I have a list of people to thank as long as my arm, so I can’t really get in to it here for fear of leaving someone out. Family and friends have been key, particularly Mary who has had the key role of settling me whenever I get worked up about an issue (and stopping me saying something/doing stupid!). The Fianna Fail party, and all those who supported my campaign, made it all happen. The local media here gives great coverage to the issues, much more so than in many other towns around the country. The online community, bloggers and readers, who have contributed here and elsewhere. My fellow councillors, and the staff at Letterkenny Town Council, have  a great working relationship that moves beyond party politics and delivers for the people of the town. And certainly, the people of Letterkenny who gave me their trust and have made everything over these busy years worth it.

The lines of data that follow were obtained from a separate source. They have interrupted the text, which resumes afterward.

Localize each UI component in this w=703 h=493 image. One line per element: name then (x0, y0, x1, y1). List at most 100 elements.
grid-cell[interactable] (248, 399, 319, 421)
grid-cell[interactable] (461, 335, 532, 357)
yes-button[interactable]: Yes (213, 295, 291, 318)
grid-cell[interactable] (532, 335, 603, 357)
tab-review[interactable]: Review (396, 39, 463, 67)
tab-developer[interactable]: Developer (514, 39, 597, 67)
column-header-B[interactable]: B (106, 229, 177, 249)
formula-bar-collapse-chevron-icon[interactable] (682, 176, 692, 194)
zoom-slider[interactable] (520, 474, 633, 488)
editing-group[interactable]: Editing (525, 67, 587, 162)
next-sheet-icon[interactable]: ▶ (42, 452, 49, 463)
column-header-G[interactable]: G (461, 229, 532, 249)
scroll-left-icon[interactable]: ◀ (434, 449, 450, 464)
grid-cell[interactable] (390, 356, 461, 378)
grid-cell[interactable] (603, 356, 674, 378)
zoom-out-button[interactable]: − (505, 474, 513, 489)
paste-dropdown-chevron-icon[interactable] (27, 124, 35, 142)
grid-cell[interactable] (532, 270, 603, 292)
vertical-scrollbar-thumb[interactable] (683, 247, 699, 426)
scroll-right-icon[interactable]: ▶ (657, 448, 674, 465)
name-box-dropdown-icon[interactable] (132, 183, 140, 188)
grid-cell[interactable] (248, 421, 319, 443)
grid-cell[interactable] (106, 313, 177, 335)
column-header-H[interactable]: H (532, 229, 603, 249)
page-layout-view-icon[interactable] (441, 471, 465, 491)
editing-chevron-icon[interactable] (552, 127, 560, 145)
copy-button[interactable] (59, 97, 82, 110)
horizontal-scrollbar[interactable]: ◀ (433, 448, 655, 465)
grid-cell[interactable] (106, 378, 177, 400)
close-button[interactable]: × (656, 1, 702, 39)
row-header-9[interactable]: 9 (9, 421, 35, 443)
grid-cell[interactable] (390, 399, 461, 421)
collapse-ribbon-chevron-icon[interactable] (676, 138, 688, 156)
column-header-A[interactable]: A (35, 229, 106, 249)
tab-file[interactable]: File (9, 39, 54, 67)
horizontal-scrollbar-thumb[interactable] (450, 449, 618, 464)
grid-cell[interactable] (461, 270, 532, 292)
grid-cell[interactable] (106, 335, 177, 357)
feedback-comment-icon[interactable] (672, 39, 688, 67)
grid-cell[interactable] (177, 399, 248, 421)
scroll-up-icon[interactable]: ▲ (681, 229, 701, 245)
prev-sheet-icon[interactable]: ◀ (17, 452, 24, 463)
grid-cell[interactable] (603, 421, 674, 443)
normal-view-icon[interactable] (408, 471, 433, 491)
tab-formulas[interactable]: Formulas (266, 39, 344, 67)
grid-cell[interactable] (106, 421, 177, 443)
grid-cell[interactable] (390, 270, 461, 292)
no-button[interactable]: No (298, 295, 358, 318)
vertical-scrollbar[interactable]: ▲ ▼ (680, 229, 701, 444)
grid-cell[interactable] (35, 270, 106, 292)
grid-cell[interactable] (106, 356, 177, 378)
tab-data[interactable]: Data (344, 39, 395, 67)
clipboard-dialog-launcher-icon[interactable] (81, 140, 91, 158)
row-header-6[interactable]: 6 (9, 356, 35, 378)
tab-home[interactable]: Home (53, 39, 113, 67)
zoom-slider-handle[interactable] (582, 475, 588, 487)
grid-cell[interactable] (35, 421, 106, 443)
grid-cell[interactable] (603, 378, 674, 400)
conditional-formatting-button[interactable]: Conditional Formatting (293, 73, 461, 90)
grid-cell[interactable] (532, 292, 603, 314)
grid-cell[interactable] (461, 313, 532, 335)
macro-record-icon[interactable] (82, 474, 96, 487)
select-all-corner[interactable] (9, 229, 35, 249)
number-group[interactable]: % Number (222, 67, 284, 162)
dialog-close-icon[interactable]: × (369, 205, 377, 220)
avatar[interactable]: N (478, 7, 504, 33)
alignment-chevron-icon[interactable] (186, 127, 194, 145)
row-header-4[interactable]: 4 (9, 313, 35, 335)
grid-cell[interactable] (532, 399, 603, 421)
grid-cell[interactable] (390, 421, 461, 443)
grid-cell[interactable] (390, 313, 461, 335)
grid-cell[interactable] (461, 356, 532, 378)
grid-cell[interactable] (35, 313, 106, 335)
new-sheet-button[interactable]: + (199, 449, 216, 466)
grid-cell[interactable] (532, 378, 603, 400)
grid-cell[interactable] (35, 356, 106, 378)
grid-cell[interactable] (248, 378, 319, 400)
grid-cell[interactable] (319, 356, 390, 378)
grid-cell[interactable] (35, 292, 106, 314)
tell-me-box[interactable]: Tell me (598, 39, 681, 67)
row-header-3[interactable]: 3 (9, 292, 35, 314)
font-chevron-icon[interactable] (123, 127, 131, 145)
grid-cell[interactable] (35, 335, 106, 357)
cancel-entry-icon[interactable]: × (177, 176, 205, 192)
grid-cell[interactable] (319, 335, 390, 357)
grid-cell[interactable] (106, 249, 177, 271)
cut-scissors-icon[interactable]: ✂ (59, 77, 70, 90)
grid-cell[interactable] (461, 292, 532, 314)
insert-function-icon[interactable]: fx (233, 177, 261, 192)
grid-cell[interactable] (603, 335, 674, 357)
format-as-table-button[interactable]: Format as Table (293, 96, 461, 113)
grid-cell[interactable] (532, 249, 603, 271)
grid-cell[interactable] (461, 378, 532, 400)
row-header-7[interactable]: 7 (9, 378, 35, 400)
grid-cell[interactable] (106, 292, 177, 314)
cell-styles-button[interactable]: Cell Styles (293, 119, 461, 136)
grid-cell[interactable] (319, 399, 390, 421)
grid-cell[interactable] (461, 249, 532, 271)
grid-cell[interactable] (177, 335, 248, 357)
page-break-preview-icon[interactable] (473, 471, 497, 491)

So, back to work, still five months to go!

Urgent- Postal Votes

I lifted most of this post from Daithi at Lex Ferenda. I do so with apologies- this is an important, urgent topic.

If you are unlikely to be able to vote in person on Thursday 24th May (and you are already registered to vote), it is not too late to apply for a postal vote. If you are accepted as a postal voter (due to being resident in a different place to where you’re registered – i.e. a student from Cork living in Dublin during term-time for college), you must vote by post – you can’t then turn up at your polling booth in Cork.

Your application for a postal vote goes to the local authority area in which you’re already registered – Donegal County Council in this area.

This must be done by Tuesday. (An application by an elector to have his name entered in the supplement to the postal voters list received by the registration authority on or after the third day after the dissolution of the Dáil at a general election … shall not have effect in relation to that election or referendum).

If you, or anyone you know, will require a postal vote, my advice is to ring Sheila in Dr McDaid’s office on 074 916 8642. Registrations have to be in by 4pm tomorrow (Tuesday)

Thursday Voting? No Thanks.

It’s widely expected that the Taoiseach is going to call the election some time over the next two weeks. There is much speculation as to the date, and importantly the day. Over at IrishElection.com they’ve launched a petition calling for the Government to not hold the election on a Thursday, favouring either Friday with late opening polls or preferably a Saturday.

I’ve just signed the petition (#815). The Local Elections in 2004 took place on a Friday, with polls open from 7am until 9pm if (I remember correctly). I went to great effort to ensure as many people as possible made it back from College and work in Dublin to get their votes in, but this wasn’t possible in all cases. Thankfully, I got enough votes to see me elected, but I definitely felt that there was a large amount of younger voters who lost out on voting in their local elections; even a 10pm close of polls would have been an improvement.

I’m delighted to support the campaign for a weekend poll; part of me thinks a Sunday may even be a good option, as happens in many European countries.

We should know fairly soon what day the election will be called on. I hope Bertie will see sense and go for a suitable date.